Thursday, January 21, 2010
I was scrolling through Facebook eating a bowl of cereal while I was on the phone. One comment that caught my eye was so convicting I put everything down. The post read, “I wish I could be conscious when I sleep so I could enjoy just doing nothing”. I was busted.
There I sat doing three things at once trying to figure out how I could do more. I’m sure that condition is listed in the psychology archives as a mental disorder, but it has become acceptable by today’s standards. Most of us go from zero to 60 the minute we hit the floor in the morning. We could say it all started when Starbucks became one of the primary food groups, but I think it’s much deeper than our coffee.
Raise your hand if you’ve ever thought that sleeping is probably a waste of time. I knew I wasn’t the only one. I wake up in the night analyzing things and problem solving. I keep a notepad and pen by the bed so if I think of something I don’t want to forget, I jot it down in the dark. Sometimes in the morning it looks like a drunk left me notes.
I felt better when a friend explained why I can suddenly go blank over the simplest thing at 11 in the morning only to remember it at 11 that night. She said our brain circuits look like the freeway system with all the on ramps and exits. When there is so much going on in our lives the brain gets clogged like a traffic jam. That explains why something I’ve been trying to remember all day hits me twelve hours later. The traffic cleared out.

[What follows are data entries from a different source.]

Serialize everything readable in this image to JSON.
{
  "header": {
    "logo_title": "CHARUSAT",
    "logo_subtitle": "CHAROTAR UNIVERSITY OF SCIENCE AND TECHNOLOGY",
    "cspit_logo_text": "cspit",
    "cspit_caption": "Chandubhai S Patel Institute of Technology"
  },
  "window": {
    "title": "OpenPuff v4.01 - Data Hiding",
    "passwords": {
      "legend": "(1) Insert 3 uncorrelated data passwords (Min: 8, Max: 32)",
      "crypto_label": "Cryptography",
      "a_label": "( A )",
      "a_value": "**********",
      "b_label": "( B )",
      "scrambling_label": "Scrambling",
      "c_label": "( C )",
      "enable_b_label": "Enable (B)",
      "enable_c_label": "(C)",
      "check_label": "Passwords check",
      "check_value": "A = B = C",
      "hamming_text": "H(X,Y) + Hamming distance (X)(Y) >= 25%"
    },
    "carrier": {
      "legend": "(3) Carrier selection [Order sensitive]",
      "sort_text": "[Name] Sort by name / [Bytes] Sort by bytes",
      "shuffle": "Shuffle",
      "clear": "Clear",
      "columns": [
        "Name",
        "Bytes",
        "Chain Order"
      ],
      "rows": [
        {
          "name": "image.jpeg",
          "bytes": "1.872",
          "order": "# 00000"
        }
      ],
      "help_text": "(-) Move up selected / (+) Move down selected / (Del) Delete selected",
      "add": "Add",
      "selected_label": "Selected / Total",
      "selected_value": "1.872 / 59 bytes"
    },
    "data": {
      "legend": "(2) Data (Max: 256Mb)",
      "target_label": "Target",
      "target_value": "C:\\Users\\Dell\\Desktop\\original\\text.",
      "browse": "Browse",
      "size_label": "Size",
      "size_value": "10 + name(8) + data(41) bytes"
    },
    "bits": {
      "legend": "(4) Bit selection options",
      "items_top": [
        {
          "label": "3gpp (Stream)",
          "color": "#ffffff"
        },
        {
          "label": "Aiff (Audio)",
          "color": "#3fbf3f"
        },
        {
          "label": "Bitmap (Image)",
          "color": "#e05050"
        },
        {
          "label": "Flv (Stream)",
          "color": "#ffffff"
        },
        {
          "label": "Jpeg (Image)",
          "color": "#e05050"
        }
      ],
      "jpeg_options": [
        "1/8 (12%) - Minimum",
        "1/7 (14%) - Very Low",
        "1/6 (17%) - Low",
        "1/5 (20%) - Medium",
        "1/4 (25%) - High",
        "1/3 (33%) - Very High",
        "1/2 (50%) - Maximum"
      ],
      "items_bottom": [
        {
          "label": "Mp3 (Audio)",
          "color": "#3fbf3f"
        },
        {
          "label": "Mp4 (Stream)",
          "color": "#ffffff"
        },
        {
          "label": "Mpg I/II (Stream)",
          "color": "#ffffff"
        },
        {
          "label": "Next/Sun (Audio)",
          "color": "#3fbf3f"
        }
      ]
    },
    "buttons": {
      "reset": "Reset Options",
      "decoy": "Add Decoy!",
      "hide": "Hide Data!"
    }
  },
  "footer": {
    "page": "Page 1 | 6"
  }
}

We blame so many things for the chaos in our lives, but what’s weird is we almost enjoy wearing it as a merit badge. Do we somehow think the more we do the more badges we earn? The saddest part is we shortchange relationships along the way because we are too busy to be kind, patient, gentle or good. I double-checked the fruits of the spirit list in Galatians 5:22 and busyness was not listed. I think I’ll give my Los Angeles 5 o’clock traffic brain a break today.